Warning

Levante is not yet fully available. Please check regularly which limitations to expect.

MPI Runtime Settings

Modern MPI library implementations provide a large number of user-configurable parameters and algorithms for performance tuning. Although the local configuration of MPI libraries is initially performed by vendor to match the characteristics of the cluster, the performance of a specific application can often be further improved by up to 15% by optimal choice of tunable parametes.

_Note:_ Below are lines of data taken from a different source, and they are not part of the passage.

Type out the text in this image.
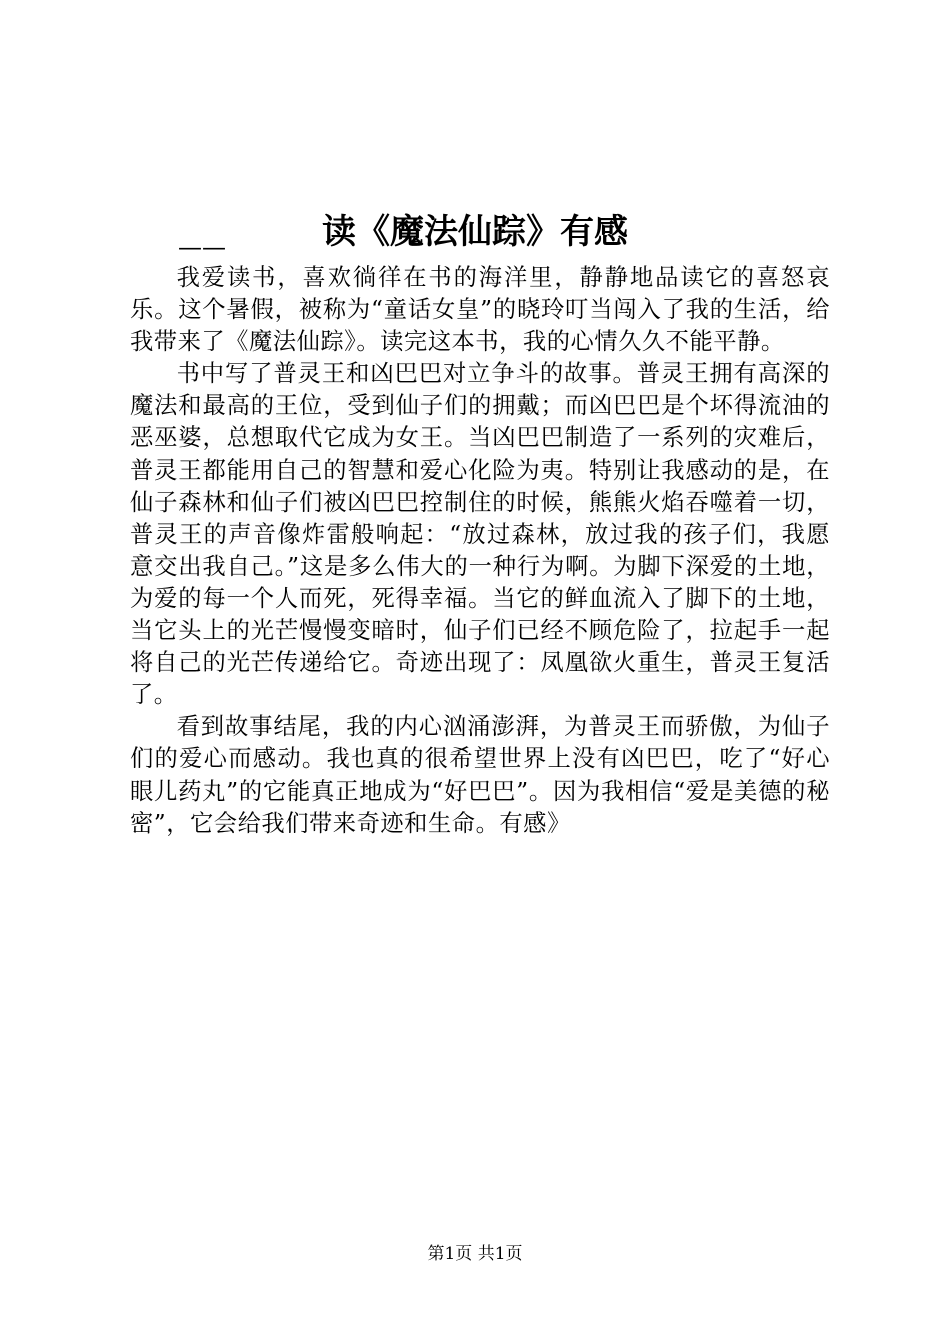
读《魔法仙踪》有感
——

我爱读书，喜欢徜徉在书的海洋里，静静地品读它的喜怒哀乐。这个暑假，被称为“童话女皇”的晓玲叮当闯入了我的生活，给我带来了《魔法仙踪》。读完这本书，我的心情久久不能平静。

书中写了普灵王和凶巴巴对立争斗的故事。普灵王拥有高深的魔法和最高的王位，受到仙子们的拥戴；而凶巴巴是个坏得流油的恶巫婆，总想取代它成为女王。当凶巴巴制造了一系列的灾难后，普灵王都能用自己的智慧和爱心化险为夷。特别让我感动的是，在仙子森林和仙子们被凶巴巴控制住的时候，熊熊火焰吞噬着一切，普灵王的声音像炸雷般响起：“放过森林，放过我的孩子们，我愿意交出我自己。”这是多么伟大的一种行为啊。为脚下深爱的土地，为爱的每一个人而死，死得幸福。当它的鲜血流入了脚下的土地，当它头上的光芒慢慢变暗时，仙子们已经不顾危险了，拉起手一起将自己的光芒传递给它。奇迹出现了：凤凰欲火重生，普灵王复活了。

看到故事结尾，我的内心汹涌澎湃，为普灵王而骄傲，为仙子们的爱心而感动。我也真的很希望世界上没有凶巴巴，吃了“好心眼儿药丸”的它能真正地成为“好巴巴”。因为我相信“爱是美德的秘密”，它会给我们带来奇迹和生命。有感》

第1页 共1页
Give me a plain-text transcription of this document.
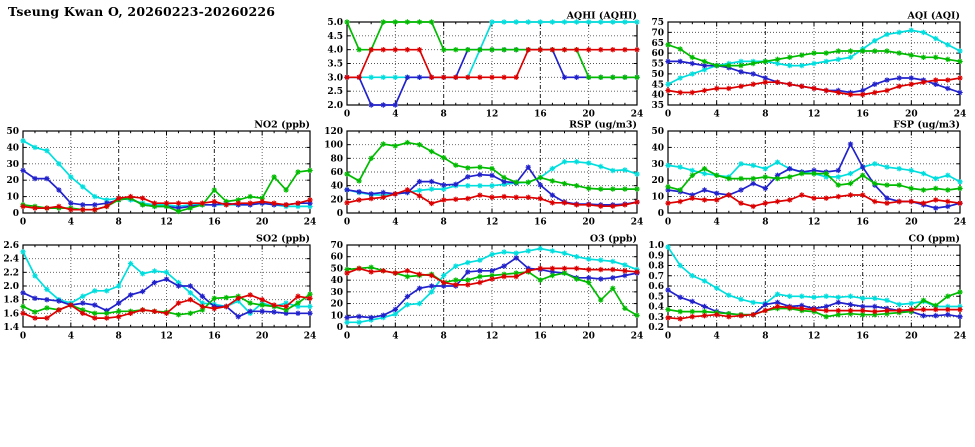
Tseung Kwan O, 20260223-20260226
2.0
2.5
3.0
3.5
4.0
4.5
5.0
0	4	8	12	16	20	24
AQHI (AQHI)
35
40
45
50
55
60
65
70
75
0	4	8	12	16	20	24
AQI (AQI)
0
10
20
30
40
50
0	4	8	12	16	20	24
NO2 (ppb)
0
20
40
60
80
100
120
0	4	8	12	16	20	24
RSP (ug/m3)
0
10
20
30
40
50
0	4	8	12	16	20	24
FSP (ug/m3)
1.4
1.6
1.8
2.0
2.2
2.4
2.6
0	4	8	12	16	20	24
SO2 (ppb)
0
10
20
30
40
50
60
70
0	4	8	12	16	20	24
O3 (ppb)
0.2
0.3
0.4
0.5
0.6
0.7
0.8
0.9
1.0
0	4	8	12	16	20	24
CO (ppm)
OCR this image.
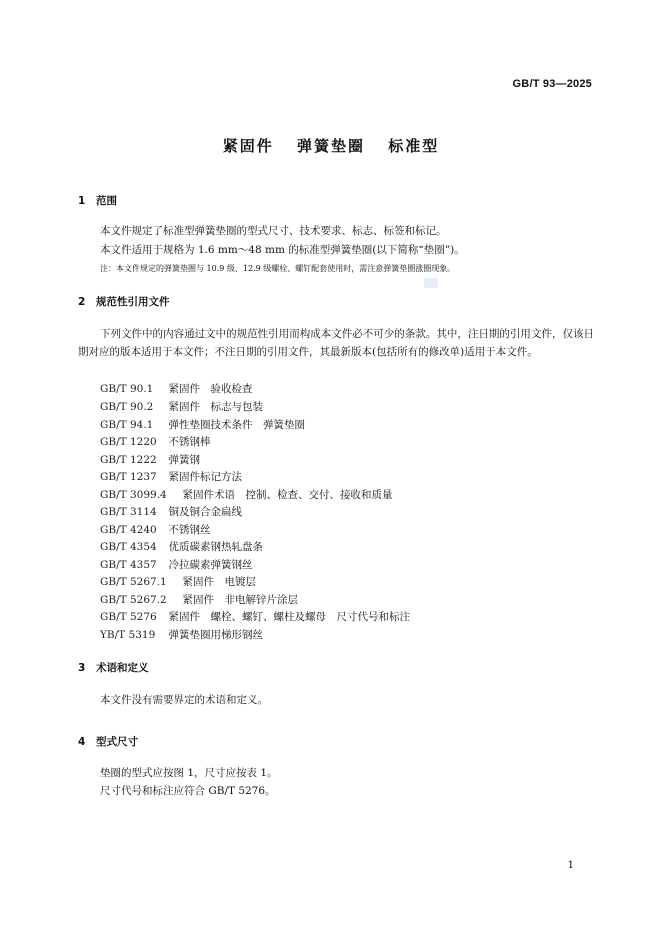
GB/T 93—2025
紧固件 弹簧垫圈 标准型
1 范围
本文件规定了标准型弹簧垫圈的型式尺寸、技术要求、标志、标签和标记。
本文件适用于规格为 1.6 mm～48 mm 的标准型弹簧垫圈(以下简称“垫圈”)。
注：本文件规定的弹簧垫圈与 10.9 级、12.9 级螺栓、螺钉配套使用时，需注意弹簧垫圈涨圈现象。
2 规范性引用文件
下列文件中的内容通过文中的规范性引用而构成本文件必不可少的条款。其中，注日期的引用文件，仅该日期对应的版本适用于本文件；不注日期的引用文件，其最新版本(包括所有的修改单)适用于本文件。
GB/T 90.1　 紧固件　验收检查
GB/T 90.2　 紧固件　标志与包装
GB/T 94.1　 弹性垫圈技术条件　弹簧垫圈
GB/T 1220　 不锈钢棒
GB/T 1222　 弹簧钢
GB/T 1237　 紧固件标记方法
GB/T 3099.4　 紧固件术语　控制、检查、交付、接收和质量
GB/T 3114　 铜及铜合金扁线
GB/T 4240　 不锈钢丝
GB/T 4354　 优质碳素钢热轧盘条
GB/T 4357　 冷拉碳素弹簧钢丝
GB/T 5267.1　 紧固件　电镀层
GB/T 5267.2　 紧固件　非电解锌片涂层
GB/T 5276　 紧固件　螺栓、螺钉、螺柱及螺母　尺寸代号和标注
YB/T 5319　 弹簧垫圈用梯形钢丝
3 术语和定义
本文件没有需要界定的术语和定义。
4 型式尺寸
垫圈的型式应按图 1，尺寸应按表 1。
尺寸代号和标注应符合 GB/T 5276。
1
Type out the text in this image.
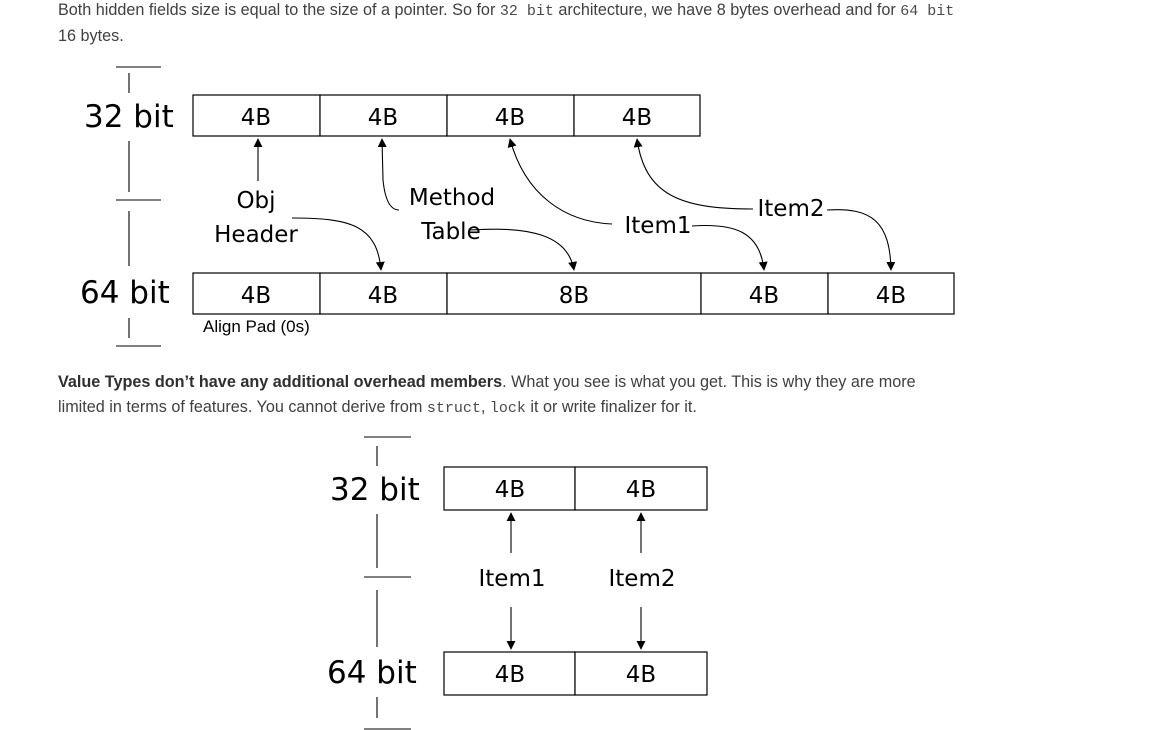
Both hidden fields size is equal to the size of a pointer. So for 32 bit architecture, we have 8 bytes overhead and for 64 bit 16 bytes.

32 bit
64 bit
4B	4B	4B	4B
4B	4B	8B	4B	4B
Obj
Header
Method
Table	Item1
Item2
Align Pad (0s)
32 bit
64 bit
4B	4B
4B	4B
Item1	Item2

Value Types don’t have any additional overhead members. What you see is what you get. This is why they are more limited in terms of features. You cannot derive from struct, lock it or write finalizer for it.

Since tuning options are specific to an MPI library and application, the recommendation for MPI runtime setting below are just a starting point for each version.

OpenMPI based MPI libraries

OpenMPI 4.0.0 and later

As a minimal environmental setting we recommend the following to make use of the UCX toolkit. This is just a starting point, users will have to tune the environment depending on the used application.

export OMPI_MCA_pml="ucx"
export OMPI_MCA_btl=self
export OMPI_MCA_osc="pt2pt"
export UCX_IB_ADDR_TYPE=ib_global
# for most runs one may or may not want to disable HCOLL
export OMPI_MCA_coll="^ml,hcoll"
export OMPI_MCA_coll_hcoll_enable="0"
export HCOLL_ENABLE_MCAST_ALL="0"
export HCOLL_MAIN_IB=mlx5_0:1
export UCX_NET_DEVICES=mlx5_0:1
export UCX_TLS=mm,knem,cma,dc_mlx5,dc_x,self
export UCX_UNIFIED_MODE=y
export HDF5_USE_FILE_LOCKING=FALSE
export OMPI_MCA_io="romio321"
export UCX_HANDLE_ERRORS=bt

The ompi_info tool can be used to get detailed information about OpenMPI installation and local configuration:

ompi_info --all

All MPIs

Unlimited stack size might have negative influence on performance - better use the actually needed amount, e.g.

ulimit -s 102400       # using bash

It is also recommended to disable core file generation if it is not needed for debugging purposes.

ulimit -c 0    # using bash